The first part was reassuring, because oddly "Mad Men" had yet to be renewed, due to some contractual issues with the cast and creator Matthew Weiner. The second part was more concerning, since it doesn't look like AMC - which won't air "Breaking Bad" season 4 until summer, and will likely try to launch "The Walking Dead" season 2 around Halloween again - may have a Sunday window in which to air a fifth season until perhaps early 2012.
So after the panel for AMC's new long-form mystery "The Killing," I tracked down AMC president Charlie Collier to get a better sense of his thinking - and learned, among other things, that "Mad Men" is still not technically renewed.
"The negotiations are going well," explained a smiling Collier, who was on the verge of leaving the press tour hotel for another meeting with Weiner and the people at the Lionsgate studio, which produces the show. "We'll tell you soon."
He said that waiting for the renewal to be official wasn't slowing down their scheduling plans, and that he and his fellow execs were meeting frequently to map out a strategy for all their veteran and new shows.
"Every year, we've looked at everything" for "Mad Men," he said, reminding me that the series aired on Thursdays at 10 in its first season. "One year we launched in July, one in August. It's like what Matt does when he decides when he's going to set a season: we look for the best place to schedule it for what's going on in the world."
I pointed out the problem that would be created by having "Breaking Bad" end not too long before everyone assumes "Walking Dead" will be back, and he said, "We went from a network with no scripted series to one that has the luxury of having five great series ahead. We'll find room."
He wouldn't confirm or deny any of the possibilities I threw out, from doubling it up with "Breaking Bad" (creating the best night of drama since "Deadwood" aired after "The Sopranos") to trying one of the shows on a different night, to the dreaded possibility of saving "Mad Men" until January or later in 2012.

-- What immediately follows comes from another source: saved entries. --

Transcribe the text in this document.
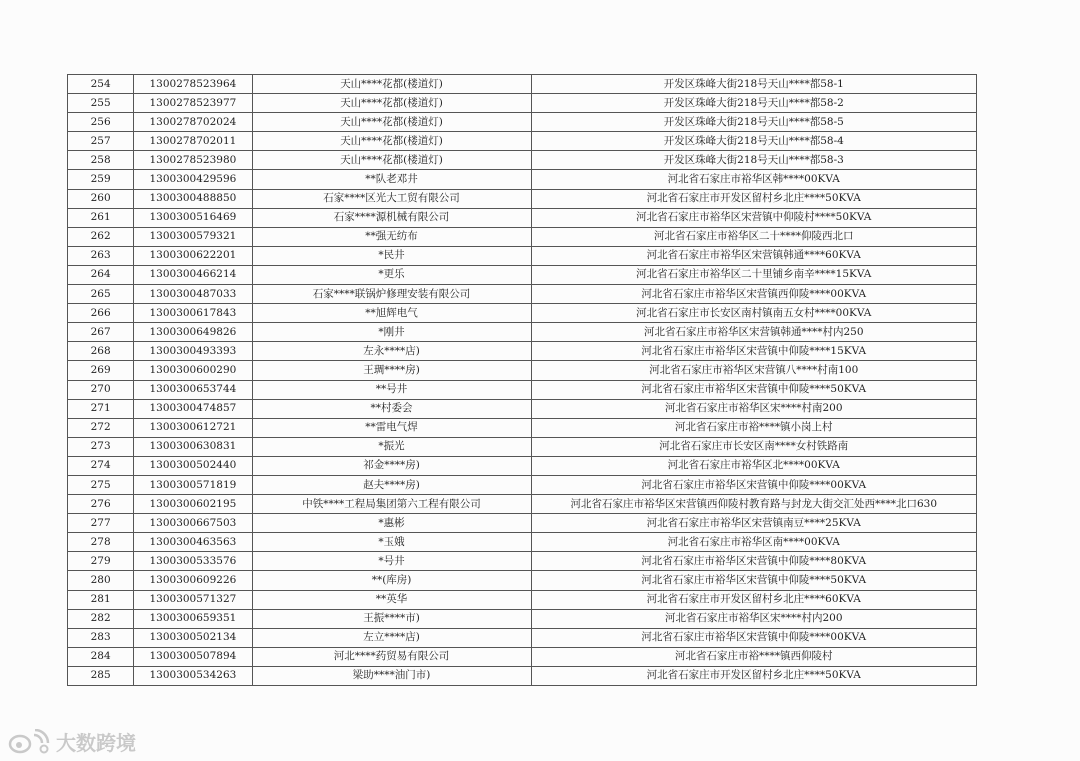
254	1300278523964	天山****花都(楼道灯)	开发区珠峰大街218号天山****都58-1
255	1300278523977	天山****花都(楼道灯)	开发区珠峰大街218号天山****都58-2
256	1300278702024	天山****花都(楼道灯)	开发区珠峰大街218号天山****都58-5
257	1300278702011	天山****花都(楼道灯)	开发区珠峰大街218号天山****都58-4
258	1300278523980	天山****花都(楼道灯)	开发区珠峰大街218号天山****都58-3
259	1300300429596	**队老邓井	河北省石家庄市裕华区韩****00KVA
260	1300300488850	石家****区光大工贸有限公司	河北省石家庄市开发区留村乡北庄****50KVA
261	1300300516469	石家****源机械有限公司	河北省石家庄市裕华区宋营镇中仰陵村****50KVA
262	1300300579321	**强无纺布	河北省石家庄市裕华区二十****仰陵西北口
263	1300300622201	*民井	河北省石家庄市裕华区宋营镇韩通****60KVA
264	1300300466214	*更乐	河北省石家庄市裕华区二十里铺乡南辛****15KVA
265	1300300487033	石家****联锅炉修理安装有限公司	河北省石家庄市裕华区宋营镇西仰陵****00KVA
266	1300300617843	**旭辉电气	河北省石家庄市长安区南村镇南五女村****00KVA
267	1300300649826	*刚井	河北省石家庄市裕华区宋营镇韩通****村内250
268	1300300493393	左永****店)	河北省石家庄市裕华区宋营镇中仰陵****15KVA
269	1300300600290	王琱****房)	河北省石家庄市裕华区宋营镇八****村南100
270	1300300653744	**号井	河北省石家庄市裕华区宋营镇中仰陵****50KVA
271	1300300474857	**村委会	河北省石家庄市裕华区宋****村南200
272	1300300612721	**雷电气焊	河北省石家庄市裕****镇小岗上村
273	1300300630831	*振光	河北省石家庄市长安区南****女村铁路南
274	1300300502440	祁金****房)	河北省石家庄市裕华区北****00KVA
275	1300300571819	赵夫****房)	河北省石家庄市裕华区宋营镇中仰陵****00KVA
276	1300300602195	中铁****工程局集团第六工程有限公司	河北省石家庄市裕华区宋营镇西仰陵村教育路与封龙大街交汇处西****北口630
277	1300300667503	*惠彬	河北省石家庄市裕华区宋营镇南豆****25KVA
278	1300300463563	*玉娥	河北省石家庄市裕华区南****00KVA
279	1300300533576	*号井	河北省石家庄市裕华区宋营镇中仰陵****80KVA
280	1300300609226	**(库房)	河北省石家庄市裕华区宋营镇中仰陵****50KVA
281	1300300571327	**英华	河北省石家庄市开发区留村乡北庄****60KVA
282	1300300659351	王振****市)	河北省石家庄市裕华区宋****村内200
283	1300300502134	左立****店)	河北省石家庄市裕华区宋营镇中仰陵****00KVA
284	1300300507894	河北****药贸易有限公司	河北省石家庄市裕****镇西仰陵村
285	1300300534263	梁助****油门市)	河北省石家庄市开发区留村乡北庄****50KVA
大数跨境
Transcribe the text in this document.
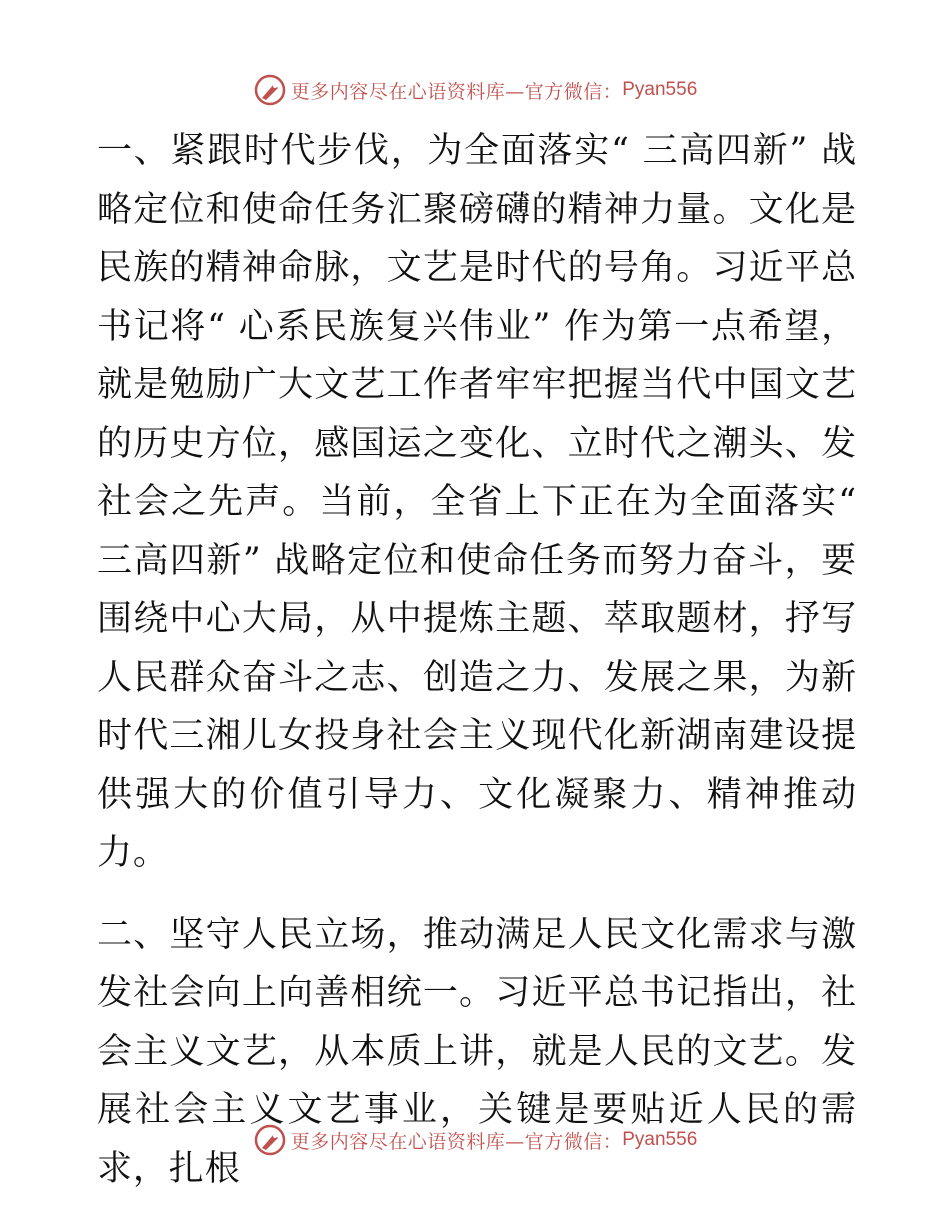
更多内容尽在心语资料库—官方微信： Pyan556

一、紧跟时代步伐，为全面落实“ 三高四新” 战略定位和使命任务汇聚磅礴的精神力量。文化是民族的精神命脉，文艺是时代的号角。习近平总书记将“ 心系民族复兴伟业” 作为第一点希望，就是勉励广大文艺工作者牢牢把握当代中国文艺的历史方位，感国运之变化、立时代之潮头、发社会之先声。当前，全省上下正在为全面落实“ 三高四新” 战略定位和使命任务而努力奋斗，要围绕中心大局，从中提炼主题、萃取题材，抒写人民群众奋斗之志、创造之力、发展之果，为新时代三湘儿女投身社会主义现代化新湖南建设提供强大的价值引导力、文化凝聚力、精神推动力。

二、坚守人民立场，推动满足人民文化需求与激发社会向上向善相统一。习近平总书记指出，社会主义文艺，从本质上讲，就是人民的文艺。发展社会主义文艺事业，关键是要贴近人民的需求，扎根

更多内容尽在心语资料库—官方微信： Pyan556
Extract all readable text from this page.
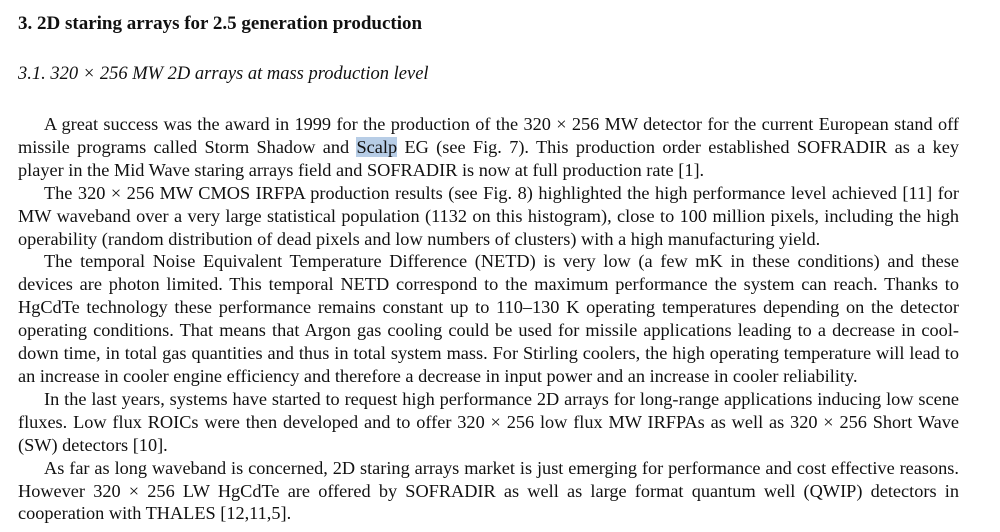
3. 2D staring arrays for 2.5 generation production
3.1. 320 × 256 MW 2D arrays at mass production level

A great success was the award in 1999 for the production of the 320 × 256 MW detector for the current European stand off missile programs called Storm Shadow and Scalp EG (see Fig. 7). This production order established SOFRADIR as a key player in the Mid Wave staring arrays field and SOFRADIR is now at full production rate [1].

The 320 × 256 MW CMOS IRFPA production results (see Fig. 8) highlighted the high performance level achieved [11] for MW waveband over a very large statistical population (1132 on this histogram), close to 100 million pixels, including the high operability (random distribution of dead pixels and low numbers of clusters) with a high manufacturing yield.

The temporal Noise Equivalent Temperature Difference (NETD) is very low (a few mK in these conditions) and these devices are photon limited. This temporal NETD correspond to the maximum performance the system can reach. Thanks to HgCdTe technology these performance remains constant up to 110–130 K operating temperatures depending on the detector operating conditions. That means that Argon gas cooling could be used for missile applications leading to a decrease in cool-down time, in total gas quantities and thus in total system mass. For Stirling coolers, the high operating temperature will lead to an increase in cooler engine efficiency and therefore a decrease in input power and an increase in cooler reliability.

In the last years, systems have started to request high performance 2D arrays for long-range applications inducing low scene fluxes. Low flux ROICs were then developed and to offer 320 × 256 low flux MW IRFPAs as well as 320 × 256 Short Wave (SW) detectors [10].

As far as long waveband is concerned, 2D staring arrays market is just emerging for performance and cost effective reasons. However 320 × 256 LW HgCdTe are offered by SOFRADIR as well as large format quantum well (QWIP) detectors in cooperation with THALES [12,11,5].
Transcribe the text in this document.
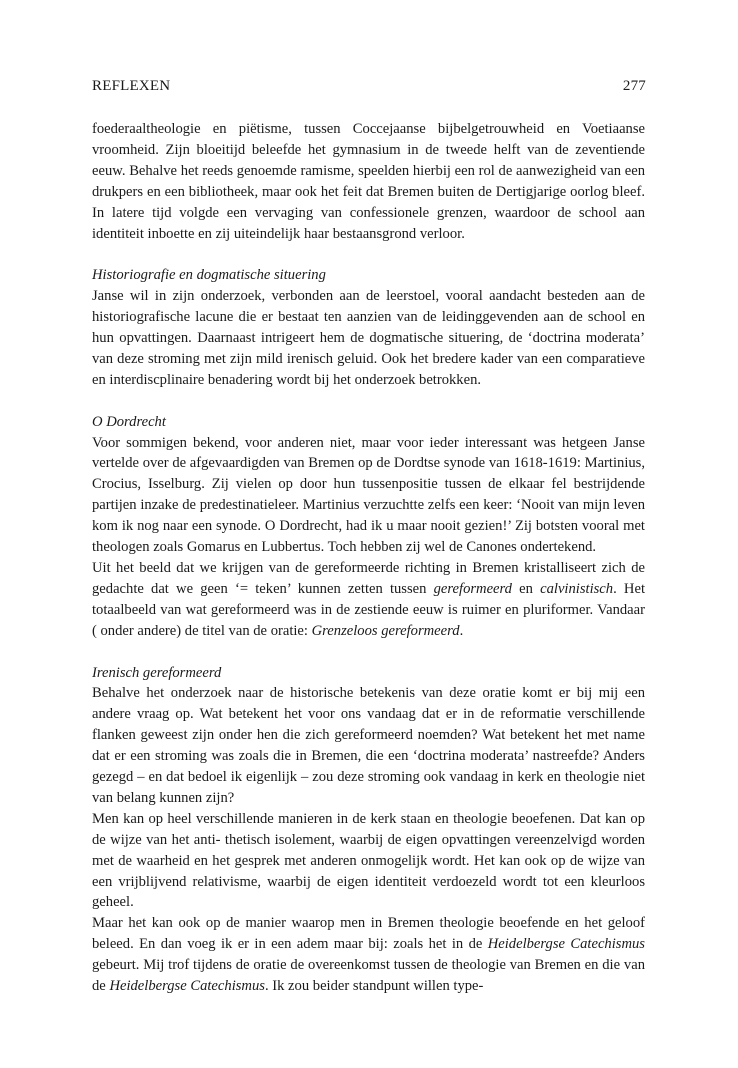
REFLEXEN	277

foederaaltheologie en piëtisme, tussen Coccejaanse bijbelgetrouwheid en Voetiaanse vroomheid. Zijn bloeitijd beleefde het gymnasium in de tweede helft van de zeventiende eeuw. Behalve het reeds genoemde ramisme, speelden hierbij een rol de aanwezigheid van een drukpers en een bibliotheek, maar ook het feit dat Bremen buiten de Dertigjarige oorlog bleef. In latere tijd volgde een vervaging van confessionele grenzen, waardoor de school aan identiteit inboette en zij uiteindelijk haar bestaansgrond verloor.

Historiografie en dogmatische situering

Janse wil in zijn onderzoek, verbonden aan de leerstoel, vooral aandacht besteden aan de historiografische lacune die er bestaat ten aanzien van de leidinggevenden aan de school en hun opvattingen. Daarnaast intrigeert hem de dogmatische situering, de ‘doctrina moderata’ van deze stroming met zijn mild irenisch geluid. Ook het bredere kader van een comparatieve en interdiscplinaire benadering wordt bij het onderzoek betrokken.

O Dordrecht

Voor sommigen bekend, voor anderen niet, maar voor ieder interessant was hetgeen Janse vertelde over de afgevaardigden van Bremen op de Dordtse synode van 1618-1619: Martinius, Crocius, Isselburg. Zij vielen op door hun tussenpositie tussen de elkaar fel bestrijdende partijen inzake de predestinatieleer. Martinius verzuchtte zelfs een keer: ‘Nooit van mijn leven kom ik nog naar een synode. O Dordrecht, had ik u maar nooit gezien!’ Zij botsten vooral met theologen zoals Gomarus en Lubbertus. Toch hebben zij wel de Canones ondertekend.

Uit het beeld dat we krijgen van de gereformeerde richting in Bremen kristalliseert zich de gedachte dat we geen ‘= teken’ kunnen zetten tussen gereformeerd en calvinistisch. Het totaalbeeld van wat gereformeerd was in de zestiende eeuw is ruimer en pluriformer. Vandaar ( onder andere) de titel van de oratie: Grenzeloos gereformeerd.

Irenisch gereformeerd

Behalve het onderzoek naar de historische betekenis van deze oratie komt er bij mij een andere vraag op. Wat betekent het voor ons vandaag dat er in de reformatie verschillende flanken geweest zijn onder hen die zich gereformeerd noemden? Wat betekent het met name dat er een stroming was zoals die in Bremen, die een ‘doctrina moderata’ nastreefde? Anders gezegd – en dat bedoel ik eigenlijk – zou deze stroming ook vandaag in kerk en theologie niet van belang kunnen zijn?

Men kan op heel verschillende manieren in de kerk staan en theologie beoefenen. Dat kan op de wijze van het anti- thetisch isolement, waarbij de eigen opvattingen vereenzelvigd worden met de waarheid en het gesprek met anderen onmogelijk wordt. Het kan ook op de wijze van een vrijblijvend relativisme, waarbij de eigen identiteit verdoezeld wordt tot een kleurloos geheel.

Maar het kan ook op de manier waarop men in Bremen theologie beoefende en het geloof beleed. En dan voeg ik er in een adem maar bij: zoals het in de Heidelbergse Catechismus gebeurt. Mij trof tijdens de oratie de overeenkomst tussen de theologie van Bremen en die van de Heidelbergse Catechismus. Ik zou beider standpunt willen type-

"Truly, we are evaluating everything. We love the show and want to put it in the best place to succeed."
Of course, things would be less complicated if "Breaking Bad" had aired in its usual spring window, which is now occupied by "The Killing," set to debut April 3. Why move that?
"You look at what we've been able to do in the summer months (with 'Mad Men') in terms of having a cultural phenomenon and making it stand out, and you look at 'Breaking Bad,'" Collier said. "'Breaking Bad' is such a stand-out drama, and we want to put it in the place where it has the best chance to succeed. We think we've found the window. We're going to bring the existing audience and hopefully grow from there."
And though it's surely maddening for "Mad Men" fans to be kept in limbo about when we'll see Don, Peggy and Joan again, for Collier, it's a high-class problem.
"When you have multiple successes, you say, "How do I pair my male (skewing) and my female (skewing)?(*) How do I use the success of a 'Mad Men', a 'Breaking Bad,' a 'Walking Dead,' to support a 'Killing' or (historical drama) 'Hell on Wheels'?"
(*) Speaking of demographics, "Mad Men" skews more female, "Walking Dead" and "Breaking Bad" more male. If you figure "The Killing" (which has a female lead and is in a genre that traditionally attracts more women) skews female, and that the Western "Hell on Wheels" is going to skew male, it would be frustrating but not entirely shocking to see AMC try to hold back "Mad Men" to pair with "The Killing" a year or so from now, while putting "Hell" with the zombies or Walter White.
"So all of a sudden," he concluded, "it's a new wonderful challenge to schedule them - to use your network's strength to bring them to new levels."